Saving a word document and removing the VBA Code in the process

J

Jorn Rossvoll

Hi.

I've made 50 or so reports in Word which uses VBA code and SQL queries to
gather data from a SQL server, and distribute this data in various tables
etc. in the given report. These reports can be anywhere from 1 to 10 pages
with tables and data from analytical analysis. When all the necessary data is
filled in, the VBA code tells to store the document in a specific folder on a
server.
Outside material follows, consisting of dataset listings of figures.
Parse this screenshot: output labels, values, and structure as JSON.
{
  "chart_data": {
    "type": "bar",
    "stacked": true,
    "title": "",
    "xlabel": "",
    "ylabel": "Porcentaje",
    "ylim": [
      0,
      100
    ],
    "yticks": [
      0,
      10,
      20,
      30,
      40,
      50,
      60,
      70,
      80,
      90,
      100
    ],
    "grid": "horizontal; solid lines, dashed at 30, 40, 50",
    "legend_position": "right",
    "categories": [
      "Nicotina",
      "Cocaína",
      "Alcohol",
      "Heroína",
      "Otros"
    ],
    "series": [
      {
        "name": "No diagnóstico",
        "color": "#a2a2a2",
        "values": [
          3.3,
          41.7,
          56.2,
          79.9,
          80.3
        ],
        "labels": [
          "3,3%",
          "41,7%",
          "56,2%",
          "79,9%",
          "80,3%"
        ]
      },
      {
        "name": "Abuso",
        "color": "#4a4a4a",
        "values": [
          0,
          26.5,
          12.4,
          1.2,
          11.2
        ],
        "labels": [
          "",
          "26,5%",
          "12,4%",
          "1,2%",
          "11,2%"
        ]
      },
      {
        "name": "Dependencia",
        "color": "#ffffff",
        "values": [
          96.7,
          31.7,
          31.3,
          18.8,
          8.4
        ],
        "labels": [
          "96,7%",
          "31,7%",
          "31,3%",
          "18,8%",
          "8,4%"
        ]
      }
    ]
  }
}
And here is the problem;

How can I loose ALL the vba code in this document, so we can e-mail the
report to customers?

The best method I've found so far, is a self-destruct code at the end of the
process like this:

ActiveDocument.SaveAs ("\\Server\Folder A\" & Filename)

If ThisDocument Is Nothing Then Exit Sub
i = 0
On Error Resume Next
i = ThisDocument.VBProject.VBComponents.Count
On Error GoTo 0
If i < 1 Then ' no VBComponents or protected VBProject
MsgBox "The VBProject in " & ThisDocument.name & _
" is protected or has no components!", _
vbInformation, "Remove All Macros"
Exit Sub
End If
With ThisDocument.VBProject
For i = .VBComponents.Count To 1 Step -1
On Error Resume Next
.VBComponents.Remove .VBComponents(i)
' delete the component
On Error GoTo 0
Next i
End With
With ThisDocument.VBProject
For i = .VBComponents.Count To 1 Step -1
l = 1
On Error Resume Next
l = .VBComponents(i).CodeModule.CountOfLines
.VBComponents(i).CodeModule.DeleteLines 1, l
' clear lines
On Error GoTo 0
Next i
End With
End Sub
-------

This code works fine in 98% of the cases, but this one requiresd the user to
manually save the document one more time to save the changes of the "missing"
VBA code. And they don't always do this...

I have tried to save the report in RTF format, and it kinda works, but the
resulting file is often 3-6 times as big compared to the .doc-version. And
then there is the odd formatting issues that sometimes happens with the RTF
files.

Does anyone of you Word-wizards know of a better way to do this?

I whish there was a switch you could use like
ActiveDocument.SaveAs ("\\Server\Folder\Filename.doc") /NoMacros
 
J

Jezebel

The code shouldn't be in the documents to start with. Put the code in a
template: it's not inherited by the documents created from the template.